Те самые поступки, за которые историки одобряют Александра I, – как то: либеральные начинания царствования, борьба с Наполеоном, твердость, выказанная им в 12 м году, и поход 13 го года, не вытекают ли из одних и тех же источников – условий крови, воспитания, жизни, сделавших личность Александра тем, чем она была, – из которых вытекают и те поступки, за которые историки порицают его, как то: Священный Союз, восстановление Польши, реакция 20 х годов?
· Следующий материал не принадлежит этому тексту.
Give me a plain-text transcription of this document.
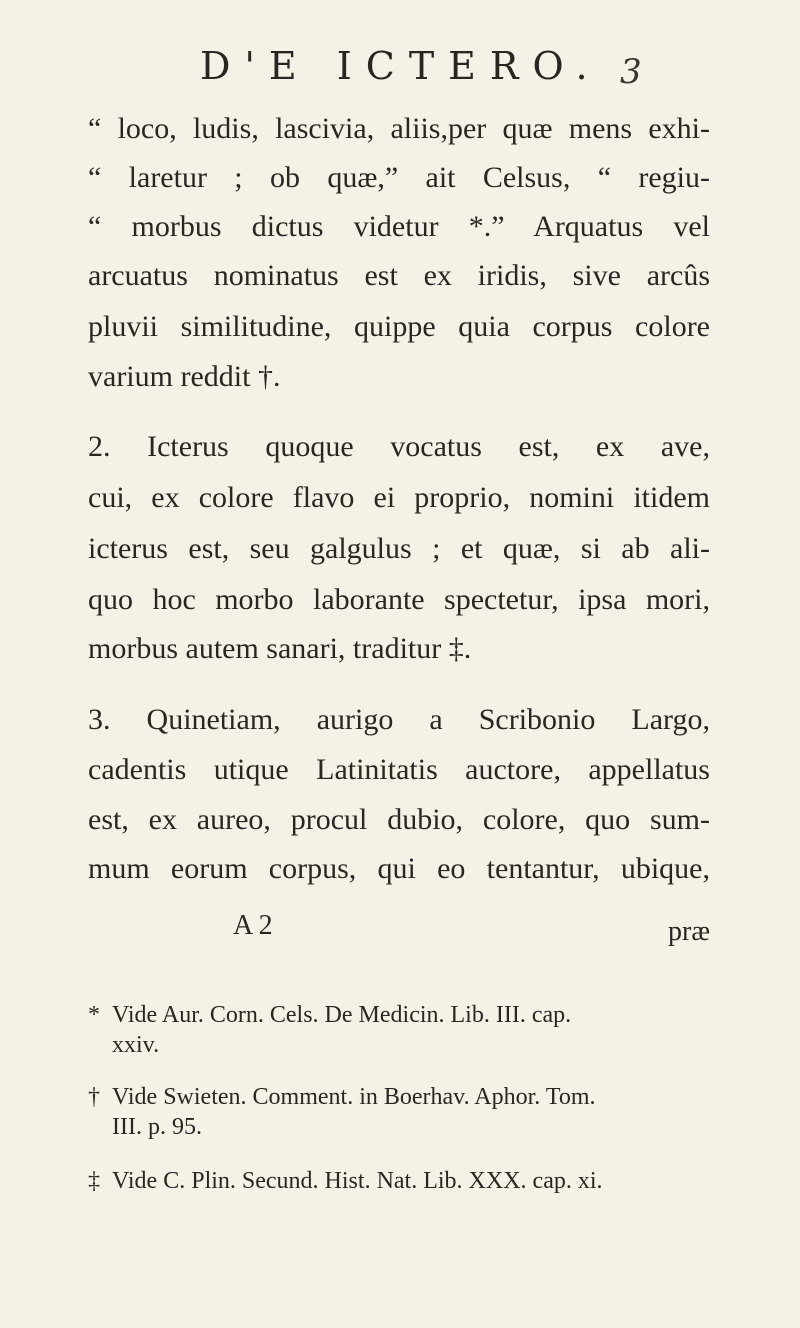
D'E ICTERO. 3
“ loco, ludis, lascivia, aliis,per quæ mens exhi-
“ laretur ; ob quæ,” ait Celsus, “ regiu-
“ morbus dictus videtur *.” Arquatus vel
arcuatus nominatus est ex iridis, sive arcûs
pluvii similitudine, quippe quia corpus colore
varium reddit †.
2. Icterus quoque vocatus est, ex ave,
cui, ex colore flavo ei proprio, nomini itidem
icterus est, seu galgulus ; et quæ, si ab ali-
quo hoc morbo laborante spectetur, ipsa mori,
morbus autem sanari, traditur ‡.
3. Quinetiam, aurigo a Scribonio Largo,
cadentis utique Latinitatis auctore, appellatus
est, ex aureo, procul dubio, colore, quo sum-
mum eorum corpus, qui eo tentantur, ubique,
A 2	præ
* Vide Aur. Corn. Cels. De Medicin. Lib. III. cap.
xxiv.
† Vide Swieten. Comment. in Boerhav. Aphor. Tom.
III. p. 95.
‡ Vide C. Plin. Secund. Hist. Nat. Lib. XXX. cap. xi.
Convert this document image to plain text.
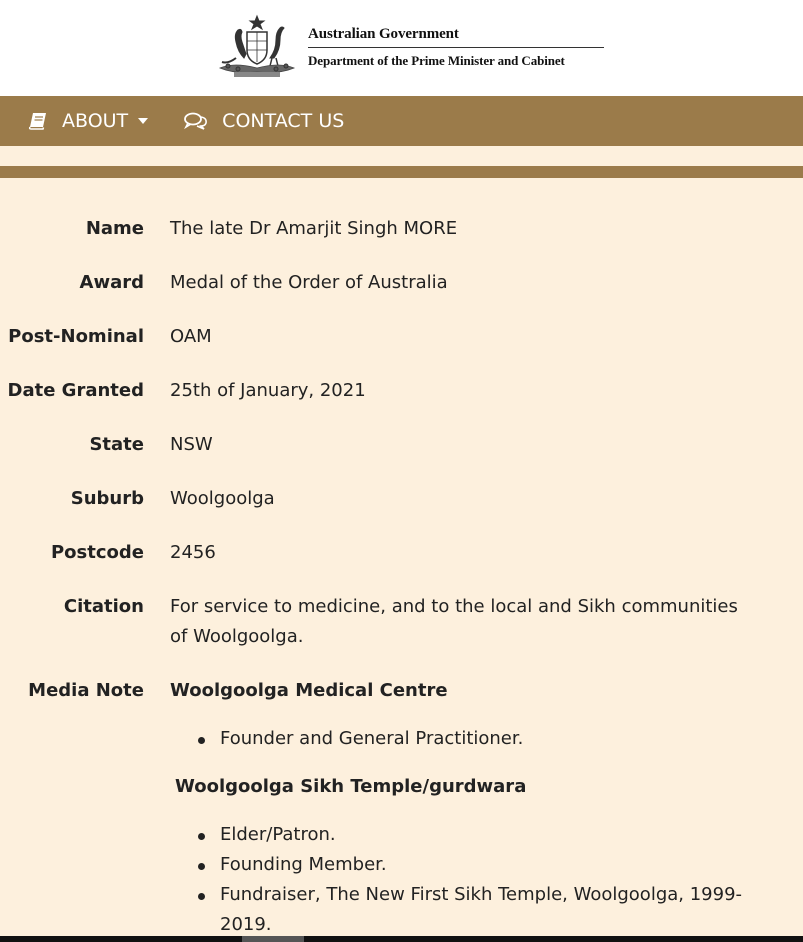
Australian Government
Department of the Prime Minister and Cabinet
ABOUT	CONTACT US
Name The late Dr Amarjit Singh MORE
Award Medal of the Order of Australia
Post-Nominal OAM
Date Granted 25th of January, 2021
State NSW
Suburb Woolgoolga
Postcode 2456
Citation For service to medicine, and to the local and Sikh communities of Woolgoolga.
Media Note Woolgoolga Medical Centre
Founder and General Practitioner.
Woolgoolga Sikh Temple/gurdwara
Elder/Patron.
Founding Member.
Fundraiser, The New First Sikh Temple, Woolgoolga, 1999-2019.
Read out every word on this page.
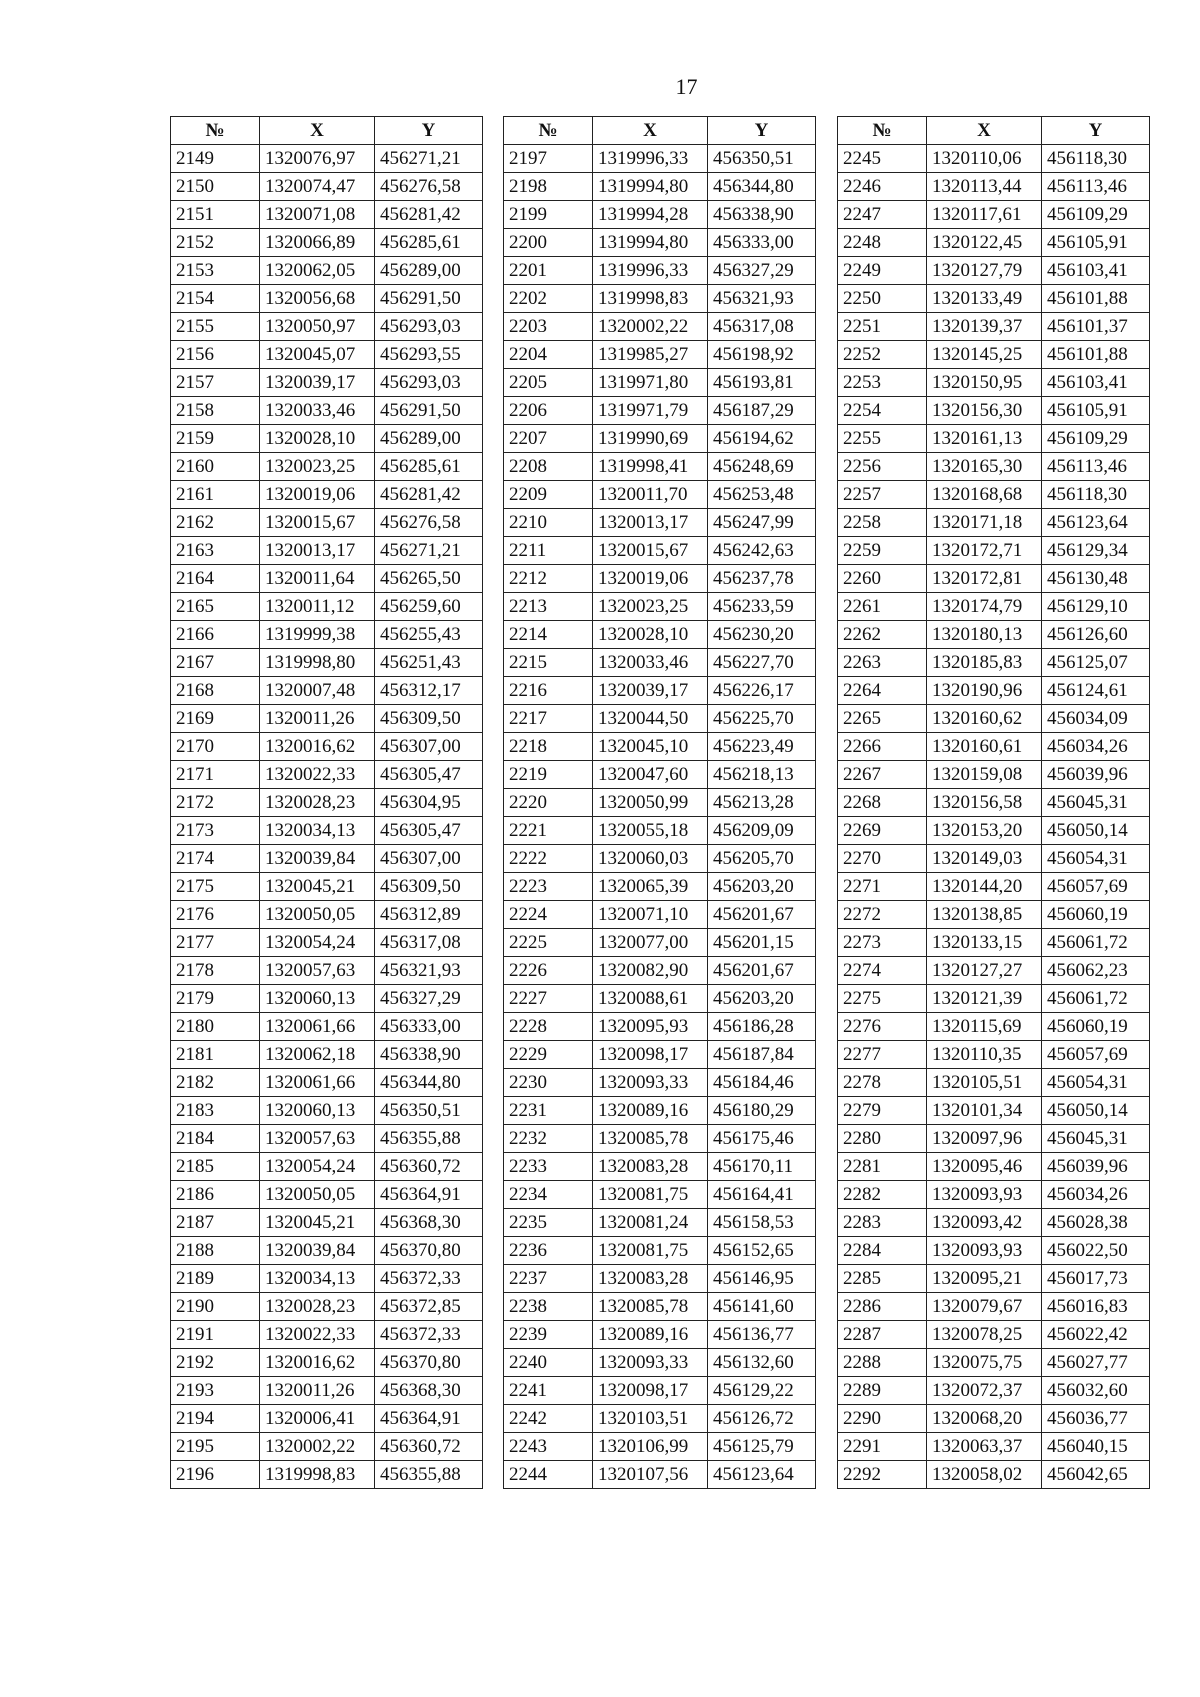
17
№	X	Y
2149	1320076,97	456271,21
2150	1320074,47	456276,58
2151	1320071,08	456281,42
2152	1320066,89	456285,61
2153	1320062,05	456289,00
2154	1320056,68	456291,50
2155	1320050,97	456293,03
2156	1320045,07	456293,55
2157	1320039,17	456293,03
2158	1320033,46	456291,50
2159	1320028,10	456289,00
2160	1320023,25	456285,61
2161	1320019,06	456281,42
2162	1320015,67	456276,58
2163	1320013,17	456271,21
2164	1320011,64	456265,50
2165	1320011,12	456259,60
2166	1319999,38	456255,43
2167	1319998,80	456251,43
2168	1320007,48	456312,17
2169	1320011,26	456309,50
2170	1320016,62	456307,00
2171	1320022,33	456305,47
2172	1320028,23	456304,95
2173	1320034,13	456305,47
2174	1320039,84	456307,00
2175	1320045,21	456309,50
2176	1320050,05	456312,89
2177	1320054,24	456317,08
2178	1320057,63	456321,93
2179	1320060,13	456327,29
2180	1320061,66	456333,00
2181	1320062,18	456338,90
2182	1320061,66	456344,80
2183	1320060,13	456350,51
2184	1320057,63	456355,88
2185	1320054,24	456360,72
2186	1320050,05	456364,91
2187	1320045,21	456368,30
2188	1320039,84	456370,80
2189	1320034,13	456372,33
2190	1320028,23	456372,85
2191	1320022,33	456372,33
2192	1320016,62	456370,80
2193	1320011,26	456368,30
2194	1320006,41	456364,91
2195	1320002,22	456360,72
2196	1319998,83	456355,88
№	X	Y
2197	1319996,33	456350,51
2198	1319994,80	456344,80
2199	1319994,28	456338,90
2200	1319994,80	456333,00
2201	1319996,33	456327,29
2202	1319998,83	456321,93
2203	1320002,22	456317,08
2204	1319985,27	456198,92
2205	1319971,80	456193,81
2206	1319971,79	456187,29
2207	1319990,69	456194,62
2208	1319998,41	456248,69
2209	1320011,70	456253,48
2210	1320013,17	456247,99
2211	1320015,67	456242,63
2212	1320019,06	456237,78
2213	1320023,25	456233,59
2214	1320028,10	456230,20
2215	1320033,46	456227,70
2216	1320039,17	456226,17
2217	1320044,50	456225,70
2218	1320045,10	456223,49
2219	1320047,60	456218,13
2220	1320050,99	456213,28
2221	1320055,18	456209,09
2222	1320060,03	456205,70
2223	1320065,39	456203,20
2224	1320071,10	456201,67
2225	1320077,00	456201,15
2226	1320082,90	456201,67
2227	1320088,61	456203,20
2228	1320095,93	456186,28
2229	1320098,17	456187,84
2230	1320093,33	456184,46
2231	1320089,16	456180,29
2232	1320085,78	456175,46
2233	1320083,28	456170,11
2234	1320081,75	456164,41
2235	1320081,24	456158,53
2236	1320081,75	456152,65
2237	1320083,28	456146,95
2238	1320085,78	456141,60
2239	1320089,16	456136,77
2240	1320093,33	456132,60
2241	1320098,17	456129,22
2242	1320103,51	456126,72
2243	1320106,99	456125,79
2244	1320107,56	456123,64
№	X	Y
2245	1320110,06	456118,30
2246	1320113,44	456113,46
2247	1320117,61	456109,29
2248	1320122,45	456105,91
2249	1320127,79	456103,41
2250	1320133,49	456101,88
2251	1320139,37	456101,37
2252	1320145,25	456101,88
2253	1320150,95	456103,41
2254	1320156,30	456105,91
2255	1320161,13	456109,29
2256	1320165,30	456113,46
2257	1320168,68	456118,30
2258	1320171,18	456123,64
2259	1320172,71	456129,34
2260	1320172,81	456130,48
2261	1320174,79	456129,10
2262	1320180,13	456126,60
2263	1320185,83	456125,07
2264	1320190,96	456124,61
2265	1320160,62	456034,09
2266	1320160,61	456034,26
2267	1320159,08	456039,96
2268	1320156,58	456045,31
2269	1320153,20	456050,14
2270	1320149,03	456054,31
2271	1320144,20	456057,69
2272	1320138,85	456060,19
2273	1320133,15	456061,72
2274	1320127,27	456062,23
2275	1320121,39	456061,72
2276	1320115,69	456060,19
2277	1320110,35	456057,69
2278	1320105,51	456054,31
2279	1320101,34	456050,14
2280	1320097,96	456045,31
2281	1320095,46	456039,96
2282	1320093,93	456034,26
2283	1320093,42	456028,38
2284	1320093,93	456022,50
2285	1320095,21	456017,73
2286	1320079,67	456016,83
2287	1320078,25	456022,42
2288	1320075,75	456027,77
2289	1320072,37	456032,60
2290	1320068,20	456036,77
2291	1320063,37	456040,15
2292	1320058,02	456042,65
В чем же состоит сущность этих упреков?
В том, что такое историческое лицо, как Александр I, лицо, стоявшее на высшей возможной ступени человеческой власти, как бы в фокусе ослепляющего света всех сосредоточивающихся на нем исторических лучей; лицо, подлежавшее тем сильнейшим в мире влияниям интриг, обманов, лести, самообольщения, которые неразлучны с властью; лицо, чувствовавшее на себе, всякую минуту своей жизни, ответственность за все совершавшееся в Европе, и лицо не выдуманное, а живое, как и каждый человек, с своими личными привычками, страстями, стремлениями к добру, красоте, истине, – что это лицо, пятьдесят лет тому назад, не то что не было добродетельно (за это историки не упрекают), а не имело тех воззрений на благо человечества, которые имеет теперь профессор, смолоду занимающийся наукой, то есть читанном книжек, лекций и списыванием этих книжек и лекций в одну тетрадку.
Но если даже предположить, что Александр I пятьдесят лет тому назад ошибался в своем воззрении на то, что есть благо народов, невольно должно предположить, что и историк, судящий Александра, точно так же по прошествии некоторого времени окажется несправедливым, в своем воззрении на то, что есть благо человечества. Предположение это тем более естественно и необходимо, что, следя за развитием истории, мы видим, что с каждым годом, с каждым новым писателем изменяется воззрение на то, что есть благо человечества; так что то, что казалось благом, через десять лет представляется злом; и наоборот. Мало того, одновременно мы находим в истории совершенно противоположные взгляды на то, что было зло и что было благо: одни данную Польше конституцию и Священный Союз ставят в заслугу, другие в укор Александру.
Про деятельность Александра и Наполеона нельзя сказать, чтобы она была полезна или вредна, ибо мы не можем сказать, для чего она полезна и для чего вредна. Если деятельность эта кому нибудь не нравится, то она не нравится ему только вследствие несовпадения ее с ограниченным пониманием его о том, что есть благо. Представляется ли мне благом сохранение в 12 м году дома моего отца в Москве, или слава русских войск, или процветание Петербургского и других университетов, или свобода Польши, или могущество России, или равновесие Европы, или известного рода европейское просвещение – прогресс, я должен признать, что деятельность всякого исторического лица имела, кроме этих целей, ещь другие, более общие и недоступные мне цели.
Но положим, что так называемая наука имеет возможность примирить все противоречия и имеет для исторических лиц и событий неизменное мерило хорошего и дурного.